The general framework for tracking, is to first estimate the DOAs of all the active sources for each time-frame using your favorite DOA estimation algorithm. This frame-wise DOA estimates are the input to the Kalman or particle filter methods which then forms the association between DOAs in neighbouring frames and gives us the different sound event trajectories. The outputs of this tracking framework is visualized in the bottom-most subplot (MUSIC + Particle filter) of the figure below. The green colored lines are the reference sound event trajectories along azimuth angle. The blue cross marks are the frame-wise DOA estimations of MUSIC algorithm. For this example, we are using the number of sources information required by MUSIC to estimate DOAs directly from the dataset reference. These frame-wise DOAs are then processed by a particle filter method to provide the final sound event trajectory estimates, shown in red.

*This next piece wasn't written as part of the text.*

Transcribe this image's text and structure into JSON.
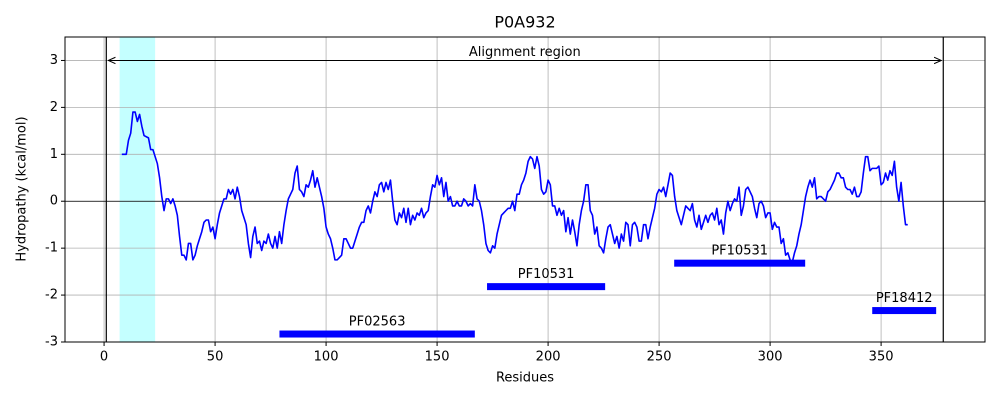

The basic idea of these trackers is to use the current DOA position, and accumulated knowledge of previous DOA positions to estimate the future DOA position. The implementation of one such algorithm for tracking multiple, unknown number of sound sources using particle filter is made publicly available here. Specifically, this repository presents how to use the Rao-Blackwellized particle filtering for tracking unknown number of 2D targets proposed by Simo Särkkä et. al., the original documentation for the method can be read here.
Deep learning (DNN) based sound event tracking
The basic idea behind the Kalman and particle filters is identical to that of recurrent neural networks, i.e., the current DOA output is influenced by both current and previous DOA inputs. So recurrent layers such as gated recurrent units (GRU) or long short-term memory (LSTM) are an ideal DNN-based replacement for these traditional trackers. If you want to read a more theoretical paper on the relationship between the traditional trackers and RNNs you can refer to this article.

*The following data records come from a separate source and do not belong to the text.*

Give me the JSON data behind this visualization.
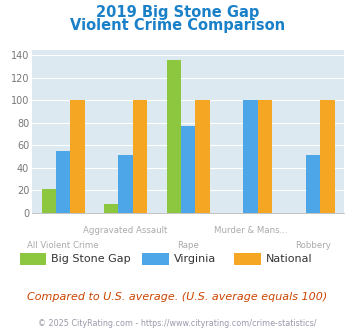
{
  "title_line1": "2019 Big Stone Gap",
  "title_line2": "Violent Crime Comparison",
  "categories": [
    "All Violent Crime",
    "Aggravated Assault",
    "Rape",
    "Murder & Mans...",
    "Robbery"
  ],
  "x_top_labels": [
    "",
    "Aggravated Assault",
    "",
    "Murder & Mans...",
    ""
  ],
  "x_bot_labels": [
    "All Violent Crime",
    "",
    "Rape",
    "",
    "Robbery"
  ],
  "series": {
    "Big Stone Gap": [
      21,
      8,
      136,
      0,
      0
    ],
    "Virginia": [
      55,
      51,
      77,
      100,
      51
    ],
    "National": [
      100,
      100,
      100,
      100,
      100
    ]
  },
  "series_order": [
    "Big Stone Gap",
    "Virginia",
    "National"
  ],
  "colors": {
    "Big Stone Gap": "#8dc63f",
    "Virginia": "#4da6e8",
    "National": "#f5a623"
  },
  "ylim": [
    0,
    145
  ],
  "yticks": [
    0,
    20,
    40,
    60,
    80,
    100,
    120,
    140
  ],
  "plot_bg_color": "#dce9f0",
  "title_color": "#1a80c8",
  "axis_label_color": "#aaaaaa",
  "grid_color": "#ffffff",
  "footer_text": "Compared to U.S. average. (U.S. average equals 100)",
  "footer_color": "#cc4400",
  "copyright_text": "© 2025 CityRating.com - https://www.cityrating.com/crime-statistics/",
  "copyright_color": "#9999aa"
}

So ideally, any DNN-based DOA estimator that has recurrent layers as part of its architecture should easily be able to track the sound events when trained with dynamic scene datasets (consisting of moving sources). For instance, we trained the regression-based DOA estimation method SELDnet that consists of the recurrent layers with a dynamic scene dataset, and the results are as shown in the figure above. We can observe that the tracking performance between the center sub-plot showing the results of SELDnet and the bottom sub-plot showing the results of the traditional particle-filter based tracking are comparable. The green lines in the illustration are the reference trajectories, and red lines are the estimated trajectories. However, the key difference is that the SELDnet infers the number of active sources directly from the input acoustic features and does not use the number of active sources knowledge that the MUSIC+particle filter approach employs. The implementation of SELDnet and the corresponding dynamic scene datasets are made publicly available here.
Further, both the Kalman and particle filters require the specific knowledge of the sound scene such as the spatial distribution of sound events, their respective velocity ranges when active, and their probability of birth and death. Such concepts are not explicitly modelled in the recurrent layers, rather they learn equivalent information directly from the input acoustic features and corresponding target outputs in the development dataset. In fact, recurrent layers have been shown to work as generic trackers that can learn temporal associations of the target source from any sequential input features. Unlike the particle filters that only work with conceptual representations such as frame-wise multiple DOAs for tracking, the recurrent layers work seamlessly with both conceptual and acoustic features. Further, the recurrent layers do not need complicated task-specific tracker- or feature-engineering that is required by the traditional trackers.